In this section, we present the detailed experiment and corresponding results obtained from a real testbed.
5.1 Experimental setup and technical details
As a testbed, we utilize the WLAN infrastructure of the ECE Building in Bangladesh University of Engineering and Technology (BUET). We have chosen two general classrooms of this building, which are room no 203 and 204. Let us mark these rooms as room A and room B, consecutively. For both rooms, we create a grid based radio-map inside and outside to get reference points. Data collection in these two rooms is performed independently.
There are plenty of Wi-Fi access points perceived in both of the rooms. But, to increase accuracy, we place an extra Wi-Fi source in the center of the room while conducting data collection in that room. We have divided the room A by a 4 × 4 grid inside (hence, m = 4 and n = 4 in the algorithm). Middle point of each grid is a reference point. Also, there are 9 reference points outside the room. Similarly, in room B, there are also 4 × 4 grid inside where 16 reference points are present. And there are 10 reference points outside. So, for room A, we get 25 reference points (16 inside + 9 outside). On the other hand, we get 26 reference points (16 inside + 10 outside) for room B.
To collect data for a room, in each test point, we run our custom build app, providing the reference point position and timer.
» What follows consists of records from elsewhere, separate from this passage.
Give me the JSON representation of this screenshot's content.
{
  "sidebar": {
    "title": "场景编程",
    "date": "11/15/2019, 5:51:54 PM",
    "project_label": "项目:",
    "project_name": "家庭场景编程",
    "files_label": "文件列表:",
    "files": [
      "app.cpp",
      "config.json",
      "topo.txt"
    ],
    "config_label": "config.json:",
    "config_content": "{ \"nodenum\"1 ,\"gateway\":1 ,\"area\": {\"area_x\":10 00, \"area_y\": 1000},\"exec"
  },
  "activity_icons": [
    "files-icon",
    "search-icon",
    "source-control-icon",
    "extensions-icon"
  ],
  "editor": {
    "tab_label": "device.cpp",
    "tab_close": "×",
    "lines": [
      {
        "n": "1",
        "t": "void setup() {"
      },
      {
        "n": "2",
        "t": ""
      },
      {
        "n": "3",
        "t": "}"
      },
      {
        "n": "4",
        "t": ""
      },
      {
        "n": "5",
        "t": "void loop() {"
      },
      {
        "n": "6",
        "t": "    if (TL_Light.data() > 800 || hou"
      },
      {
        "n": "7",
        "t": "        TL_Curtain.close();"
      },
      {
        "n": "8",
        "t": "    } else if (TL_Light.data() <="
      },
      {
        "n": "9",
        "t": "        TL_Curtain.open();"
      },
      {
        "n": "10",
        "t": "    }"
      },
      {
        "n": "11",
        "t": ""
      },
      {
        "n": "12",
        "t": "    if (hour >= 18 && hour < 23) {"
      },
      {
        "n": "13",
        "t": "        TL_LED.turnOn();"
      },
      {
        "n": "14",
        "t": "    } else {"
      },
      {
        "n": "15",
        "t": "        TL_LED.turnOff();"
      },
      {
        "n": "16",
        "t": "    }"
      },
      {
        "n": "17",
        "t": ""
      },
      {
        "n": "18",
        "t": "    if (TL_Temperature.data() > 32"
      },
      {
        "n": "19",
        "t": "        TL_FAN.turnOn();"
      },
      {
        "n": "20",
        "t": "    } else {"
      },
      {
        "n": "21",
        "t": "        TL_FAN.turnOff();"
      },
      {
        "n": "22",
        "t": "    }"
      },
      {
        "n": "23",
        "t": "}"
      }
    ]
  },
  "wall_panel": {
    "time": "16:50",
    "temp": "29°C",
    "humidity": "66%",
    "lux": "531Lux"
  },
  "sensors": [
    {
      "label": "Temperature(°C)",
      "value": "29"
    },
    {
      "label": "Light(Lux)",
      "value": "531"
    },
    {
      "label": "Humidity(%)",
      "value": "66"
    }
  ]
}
Then, the app automatically collects Wi-Fi AP list with their corresponding signal strength. We collect signals 20 times at each reference point with a 20 seconds gap in between. These data are our reference point data.
5.1.1 Outlier Detection.
For each reference point in a room, from the 20 set of data, we first remove outliers by applying Interquartile range outlier elimination techniques for each access point data and then average the remaining data.
5.1.2 Fingerprint Data Generation for a Room.
For each reference point, we have one set of pairs. Each pair consists of an AP name and its average signal strength.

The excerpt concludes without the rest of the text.